Coupled with Big Data came another timely favorite: predictive analytics. Pairing Big Data and these analytics together and recruiters were going to be able to take over the world. Or something like that. Digging back into the archives, we found proof of this kind of lofty thinking, summarized by Jonathan Ferrar, “As Big Data and Analytics penetrates the entire organizational structure of any business looking for new ways to gain a competitive advantage, some companies have already realized that getting that edge over the competition really relies on analyzing and using this data as a driver for extremely precise, extremely informed decision making in areas like sourcing and recruiting, productivity, customer service, innovation, execution and the behaviors of individual employees and aggregate workforces alike.”
Quite a tall order – and things only picked up speed from there. We spent the next few years debating the specifics of how and why all this data would improve talent acquisition – not just locally but globally too. And so recruiting teams the world over started quantifying every single thing they did. Heck, there are probably recruiters out there bragging about their response time down to the millisecond. It’s that out of control.
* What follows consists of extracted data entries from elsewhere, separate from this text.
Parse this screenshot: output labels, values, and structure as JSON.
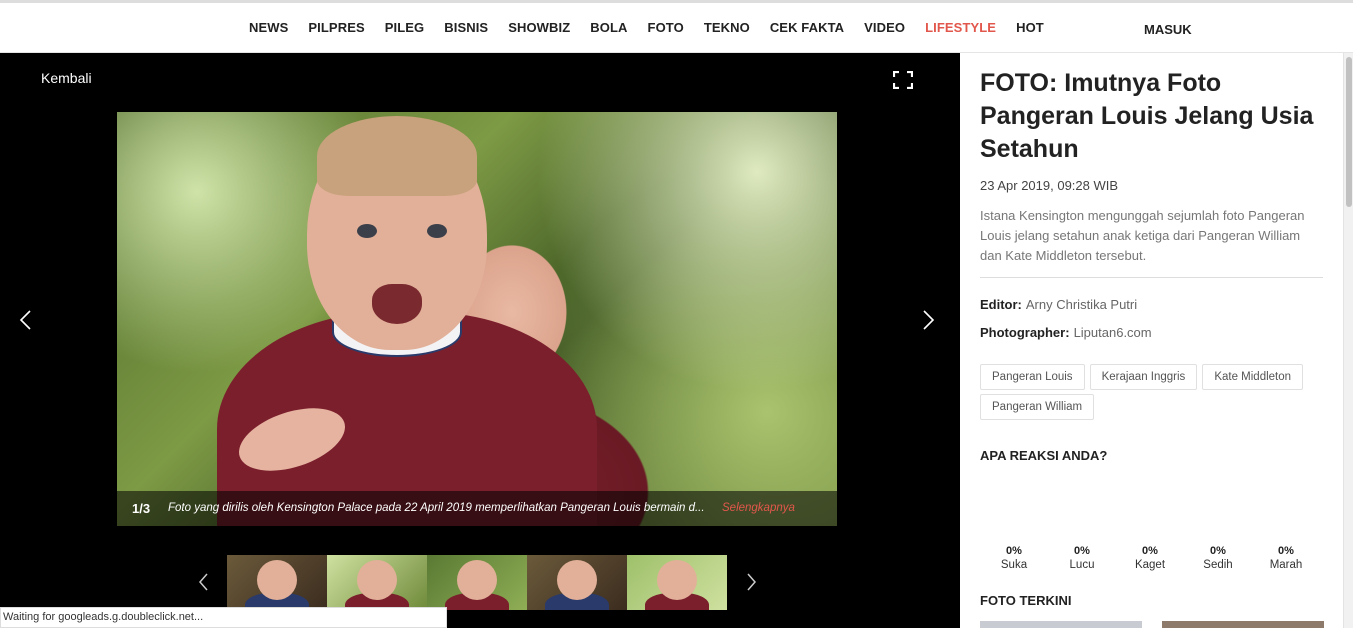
{
  "nav": {
    "items": [
      "NEWS",
      "PILPRES",
      "PILEG",
      "BISNIS",
      "SHOWBIZ",
      "BOLA",
      "FOTO",
      "TEKNO",
      "CEK FAKTA",
      "VIDEO",
      "LIFESTYLE",
      "HOT"
    ],
    "active": "LIFESTYLE",
    "login": "MASUK"
  },
  "viewer": {
    "back": "Kembali",
    "counter": "1/3",
    "caption": "Foto yang dirilis oleh Kensington Palace pada 22 April 2019 memperlihatkan Pangeran Louis bermain d...",
    "more": "Selengkapnya"
  },
  "article": {
    "title": "FOTO: Imutnya Foto Pangeran Louis Jelang Usia Setahun",
    "date": "23 Apr 2019, 09:28 WIB",
    "summary": "Istana Kensington mengunggah sejumlah foto Pangeran Louis jelang setahun anak ketiga dari Pangeran William dan Kate Middleton tersebut.",
    "editor_label": "Editor:",
    "editor": "Arny Christika Putri",
    "photographer_label": "Photographer:",
    "photographer": "Liputan6.com",
    "tags": [
      "Pangeran Louis",
      "Kerajaan Inggris",
      "Kate Middleton",
      "Pangeran William"
    ]
  },
  "reactions": {
    "heading": "APA REAKSI ANDA?",
    "items": [
      {
        "pct": "0%",
        "label": "Suka"
      },
      {
        "pct": "0%",
        "label": "Lucu"
      },
      {
        "pct": "0%",
        "label": "Kaget"
      },
      {
        "pct": "0%",
        "label": "Sedih"
      },
      {
        "pct": "0%",
        "label": "Marah"
      }
    ]
  },
  "latest": {
    "heading": "FOTO TERKINI"
  },
  "status": "Waiting for googleads.g.doubleclick.net...",
  "colors": {
    "accent": "#e2574c",
    "viewer_bg": "#000000"
  }
}
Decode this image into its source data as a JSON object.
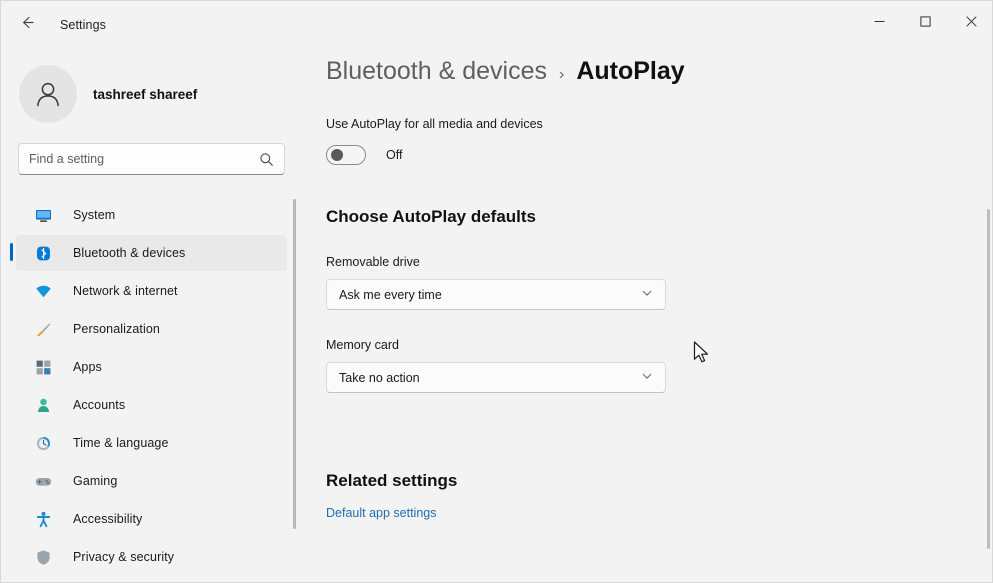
{
  "window": {
    "title": "Settings",
    "back_icon": "back-arrow-icon",
    "controls": {
      "minimize": "minimize-icon",
      "maximize": "maximize-icon",
      "close": "close-icon"
    }
  },
  "sidebar": {
    "profile": {
      "name": "tashreef shareef",
      "avatar_icon": "person-avatar-icon"
    },
    "search": {
      "placeholder": "Find a setting",
      "value": "",
      "icon": "search-icon"
    },
    "items": [
      {
        "label": "System",
        "icon": "monitor-icon",
        "selected": false
      },
      {
        "label": "Bluetooth & devices",
        "icon": "bluetooth-icon",
        "selected": true
      },
      {
        "label": "Network & internet",
        "icon": "wifi-icon",
        "selected": false
      },
      {
        "label": "Personalization",
        "icon": "paintbrush-icon",
        "selected": false
      },
      {
        "label": "Apps",
        "icon": "apps-grid-icon",
        "selected": false
      },
      {
        "label": "Accounts",
        "icon": "account-person-icon",
        "selected": false
      },
      {
        "label": "Time & language",
        "icon": "clock-icon",
        "selected": false
      },
      {
        "label": "Gaming",
        "icon": "gamepad-icon",
        "selected": false
      },
      {
        "label": "Accessibility",
        "icon": "accessibility-icon",
        "selected": false
      },
      {
        "label": "Privacy & security",
        "icon": "shield-lock-icon",
        "selected": false
      }
    ]
  },
  "content": {
    "breadcrumb": {
      "parent": "Bluetooth & devices",
      "separator": "›",
      "current": "AutoPlay"
    },
    "master_toggle": {
      "label": "Use AutoPlay for all media and devices",
      "state_text": "Off",
      "checked": false
    },
    "defaults_section": {
      "title": "Choose AutoPlay defaults",
      "fields": [
        {
          "label": "Removable drive",
          "value": "Ask me every time",
          "chevron": "chevron-down-icon"
        },
        {
          "label": "Memory card",
          "value": "Take no action",
          "chevron": "chevron-down-icon"
        }
      ]
    },
    "related": {
      "title": "Related settings",
      "link": "Default app settings"
    }
  },
  "colors": {
    "accent": "#0067c0",
    "background": "#f3f3f3",
    "link": "#1f6fb0",
    "selected_bg": "#e9e9e9"
  }
}
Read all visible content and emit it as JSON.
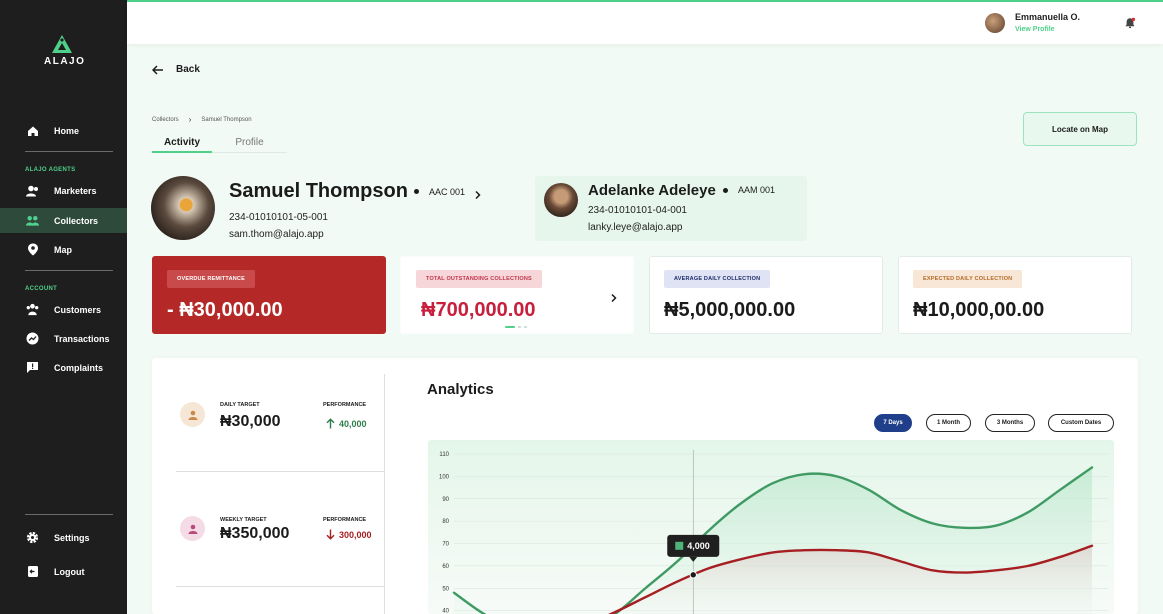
{
  "brand": {
    "name": "ALAJO"
  },
  "sidebar": {
    "items": [
      {
        "label": "Home",
        "icon": "home-icon"
      },
      {
        "label": "Marketers",
        "icon": "people-icon"
      },
      {
        "label": "Collectors",
        "icon": "collectors-icon",
        "active": true
      },
      {
        "label": "Map",
        "icon": "map-pin-icon"
      },
      {
        "label": "Customers",
        "icon": "customers-icon"
      },
      {
        "label": "Transactions",
        "icon": "transactions-icon"
      },
      {
        "label": "Complaints",
        "icon": "complaints-icon"
      },
      {
        "label": "Settings",
        "icon": "gear-icon"
      },
      {
        "label": "Logout",
        "icon": "logout-icon"
      }
    ],
    "section_agents": "ALAJO AGENTS",
    "section_account": "ACCOUNT"
  },
  "topbar": {
    "user_name": "Emmanuella O.",
    "user_link": "View Profile"
  },
  "back_label": "Back",
  "breadcrumb": {
    "parent": "Collectors",
    "current": "Samuel Thompson"
  },
  "tabs": [
    "Activity",
    "Profile"
  ],
  "locate_button": "Locate on Map",
  "collector": {
    "name": "Samuel Thompson",
    "code": "AAC 001",
    "phone": "234-01010101-05-001",
    "email": "sam.thom@alajo.app"
  },
  "manager": {
    "name": "Adelanke Adeleye",
    "code": "AAM 001",
    "phone": "234-01010101-04-001",
    "email": "lanky.leye@alajo.app"
  },
  "stats": {
    "overdue": {
      "label": "OVERDUE REMITTANCE",
      "value": "- ₦30,000.00"
    },
    "outstanding": {
      "label": "TOTAL OUTSTANDING COLLECTIONS",
      "value": "₦700,000.00"
    },
    "average": {
      "label": "AVERAGE DAILY COLLECTION",
      "value": "₦5,000,000.00"
    },
    "expected": {
      "label": "EXPECTED DAILY COLLECTION",
      "value": "₦10,000,00.00"
    }
  },
  "targets": {
    "daily": {
      "label": "DAILY TARGET",
      "value": "₦30,000",
      "perf_label": "PERFORMANCE",
      "perf_value": "40,000",
      "direction": "up"
    },
    "weekly": {
      "label": "WEEKLY TARGET",
      "value": "₦350,000",
      "perf_label": "PERFORMANCE",
      "perf_value": "300,000",
      "direction": "down"
    }
  },
  "analytics": {
    "title": "Analytics",
    "ranges": [
      "7 Days",
      "1 Month",
      "3 Months",
      "Custom Dates"
    ],
    "selected_range": "7 Days",
    "tooltip": "4,000"
  },
  "colors": {
    "accent": "#4fd18b",
    "overdue": "#b52828",
    "outstanding": "#c71f3c",
    "series_green": "#3f9a63",
    "series_red": "#a61e22"
  },
  "chart_data": {
    "type": "line",
    "ylim": [
      30,
      110
    ],
    "yticks": [
      "110",
      "100",
      "90",
      "80",
      "70",
      "60",
      "50",
      "40",
      "30"
    ],
    "x": [
      0,
      1,
      2,
      3,
      4,
      5,
      6,
      7,
      8,
      9,
      10,
      11,
      12,
      13,
      14,
      15,
      16,
      17,
      18,
      19,
      20
    ],
    "series": [
      {
        "values": [
          48,
          38,
          32,
          30,
          31,
          38,
          50,
          62,
          76,
          88,
          97,
          101,
          100,
          94,
          85,
          79,
          77,
          78,
          84,
          94,
          104
        ]
      },
      {
        "values": [
          38,
          33,
          30,
          30,
          33,
          39,
          46,
          53,
          59,
          63,
          66,
          67,
          67,
          66,
          62,
          58,
          57,
          58,
          60,
          64,
          69
        ]
      }
    ]
  }
}
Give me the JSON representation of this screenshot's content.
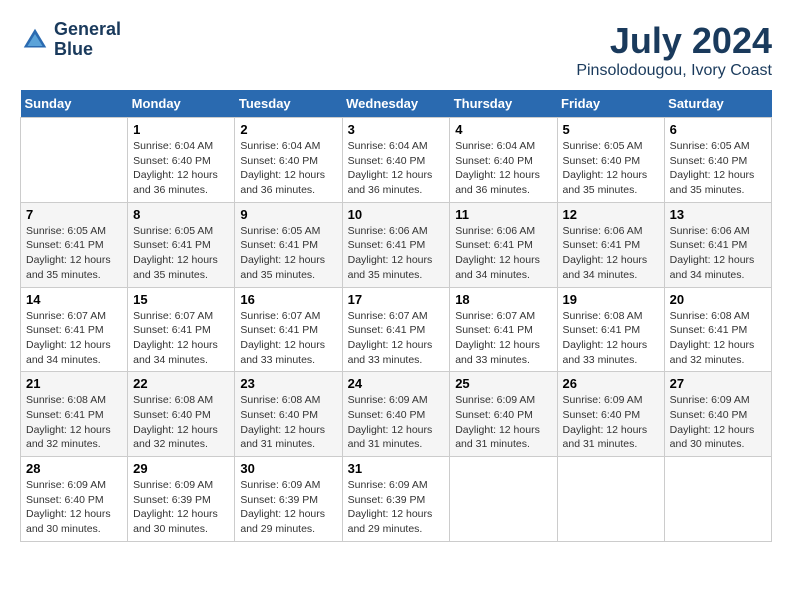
{
  "header": {
    "logo_line1": "General",
    "logo_line2": "Blue",
    "month": "July 2024",
    "location": "Pinsolodougou, Ivory Coast"
  },
  "weekdays": [
    "Sunday",
    "Monday",
    "Tuesday",
    "Wednesday",
    "Thursday",
    "Friday",
    "Saturday"
  ],
  "weeks": [
    [
      {
        "day": "",
        "info": ""
      },
      {
        "day": "1",
        "info": "Sunrise: 6:04 AM\nSunset: 6:40 PM\nDaylight: 12 hours\nand 36 minutes."
      },
      {
        "day": "2",
        "info": "Sunrise: 6:04 AM\nSunset: 6:40 PM\nDaylight: 12 hours\nand 36 minutes."
      },
      {
        "day": "3",
        "info": "Sunrise: 6:04 AM\nSunset: 6:40 PM\nDaylight: 12 hours\nand 36 minutes."
      },
      {
        "day": "4",
        "info": "Sunrise: 6:04 AM\nSunset: 6:40 PM\nDaylight: 12 hours\nand 36 minutes."
      },
      {
        "day": "5",
        "info": "Sunrise: 6:05 AM\nSunset: 6:40 PM\nDaylight: 12 hours\nand 35 minutes."
      },
      {
        "day": "6",
        "info": "Sunrise: 6:05 AM\nSunset: 6:40 PM\nDaylight: 12 hours\nand 35 minutes."
      }
    ],
    [
      {
        "day": "7",
        "info": "Sunrise: 6:05 AM\nSunset: 6:41 PM\nDaylight: 12 hours\nand 35 minutes."
      },
      {
        "day": "8",
        "info": "Sunrise: 6:05 AM\nSunset: 6:41 PM\nDaylight: 12 hours\nand 35 minutes."
      },
      {
        "day": "9",
        "info": "Sunrise: 6:05 AM\nSunset: 6:41 PM\nDaylight: 12 hours\nand 35 minutes."
      },
      {
        "day": "10",
        "info": "Sunrise: 6:06 AM\nSunset: 6:41 PM\nDaylight: 12 hours\nand 35 minutes."
      },
      {
        "day": "11",
        "info": "Sunrise: 6:06 AM\nSunset: 6:41 PM\nDaylight: 12 hours\nand 34 minutes."
      },
      {
        "day": "12",
        "info": "Sunrise: 6:06 AM\nSunset: 6:41 PM\nDaylight: 12 hours\nand 34 minutes."
      },
      {
        "day": "13",
        "info": "Sunrise: 6:06 AM\nSunset: 6:41 PM\nDaylight: 12 hours\nand 34 minutes."
      }
    ],
    [
      {
        "day": "14",
        "info": "Sunrise: 6:07 AM\nSunset: 6:41 PM\nDaylight: 12 hours\nand 34 minutes."
      },
      {
        "day": "15",
        "info": "Sunrise: 6:07 AM\nSunset: 6:41 PM\nDaylight: 12 hours\nand 34 minutes."
      },
      {
        "day": "16",
        "info": "Sunrise: 6:07 AM\nSunset: 6:41 PM\nDaylight: 12 hours\nand 33 minutes."
      },
      {
        "day": "17",
        "info": "Sunrise: 6:07 AM\nSunset: 6:41 PM\nDaylight: 12 hours\nand 33 minutes."
      },
      {
        "day": "18",
        "info": "Sunrise: 6:07 AM\nSunset: 6:41 PM\nDaylight: 12 hours\nand 33 minutes."
      },
      {
        "day": "19",
        "info": "Sunrise: 6:08 AM\nSunset: 6:41 PM\nDaylight: 12 hours\nand 33 minutes."
      },
      {
        "day": "20",
        "info": "Sunrise: 6:08 AM\nSunset: 6:41 PM\nDaylight: 12 hours\nand 32 minutes."
      }
    ],
    [
      {
        "day": "21",
        "info": "Sunrise: 6:08 AM\nSunset: 6:41 PM\nDaylight: 12 hours\nand 32 minutes."
      },
      {
        "day": "22",
        "info": "Sunrise: 6:08 AM\nSunset: 6:40 PM\nDaylight: 12 hours\nand 32 minutes."
      },
      {
        "day": "23",
        "info": "Sunrise: 6:08 AM\nSunset: 6:40 PM\nDaylight: 12 hours\nand 31 minutes."
      },
      {
        "day": "24",
        "info": "Sunrise: 6:09 AM\nSunset: 6:40 PM\nDaylight: 12 hours\nand 31 minutes."
      },
      {
        "day": "25",
        "info": "Sunrise: 6:09 AM\nSunset: 6:40 PM\nDaylight: 12 hours\nand 31 minutes."
      },
      {
        "day": "26",
        "info": "Sunrise: 6:09 AM\nSunset: 6:40 PM\nDaylight: 12 hours\nand 31 minutes."
      },
      {
        "day": "27",
        "info": "Sunrise: 6:09 AM\nSunset: 6:40 PM\nDaylight: 12 hours\nand 30 minutes."
      }
    ],
    [
      {
        "day": "28",
        "info": "Sunrise: 6:09 AM\nSunset: 6:40 PM\nDaylight: 12 hours\nand 30 minutes."
      },
      {
        "day": "29",
        "info": "Sunrise: 6:09 AM\nSunset: 6:39 PM\nDaylight: 12 hours\nand 30 minutes."
      },
      {
        "day": "30",
        "info": "Sunrise: 6:09 AM\nSunset: 6:39 PM\nDaylight: 12 hours\nand 29 minutes."
      },
      {
        "day": "31",
        "info": "Sunrise: 6:09 AM\nSunset: 6:39 PM\nDaylight: 12 hours\nand 29 minutes."
      },
      {
        "day": "",
        "info": ""
      },
      {
        "day": "",
        "info": ""
      },
      {
        "day": "",
        "info": ""
      }
    ]
  ]
}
Of course, all this nitpicking aside, metrics do matter. One-hundred percent. But a good chunk of that data we’re collecting isn’t going to improve hiring outcomes, no matter which way we slice or dice it. Plus, “data-driven decision making” is only as good as the data you’re using…and the recruiting strategy you’re supporting.
Not to mention everything else that’s happened over since this conversation got started. Now there’s AI and machine learning to factor into the equation, giving us “intelligent automation” that learns as it goes and supposedly makes us mere mortals smarter as a result. In theory that sounds great. In practice, most of us don’t even know which data to measure anymore – or who is actually looking at it. We’re wandering around in a forest of information, and all anyone really needs is a compass, to help find true north. Not that anyone has the time for that.
At last count, there were dozens of metrics ripe for the tracking – from the arguably subjective “quality of hire” to the objective “application completion rate.” And I’m sure arguments could be made for the value and efficacy of each, provided you’re using these to better the recruiting process. Though, are we? Because chances are, the majority of active candidates would list the same common complaints we’ve heard for upward of a decade – the application is too long, the fields don’t autofill once their resume uploads, they never heard back from anyone, they don’t know their status, so on and so forth. The very definition of a disconnect (and a digression).
The good news is, recruiters are no longer eagerly anticipating the arrival of Big Data and predictive analytics. That already happened. It’s here. It’s available. It’s useful – mostly. And with that in mind, we’re empowered to find low key ways to make metrics work – in moderation. No more do recruiters need to try and keep up with the results of every metric imaginable. That’s right. I’m giving you permission to track only the things that serve your recruiting needs – or really, only the things you’re going to have time to look at and implement in a real way.
That might sound scary to some, considering how reliant we’ve become over the last few years. In reality, cutting back on the data binge and focusing only on those impactful metrics will likely aid in the efficiency, enabling recruiters to dig deeper rather than spreading themselves too thin. You don’t need to turn the firehose off entirely, instead, turn down the pressure. The hires won’t stop, I swear.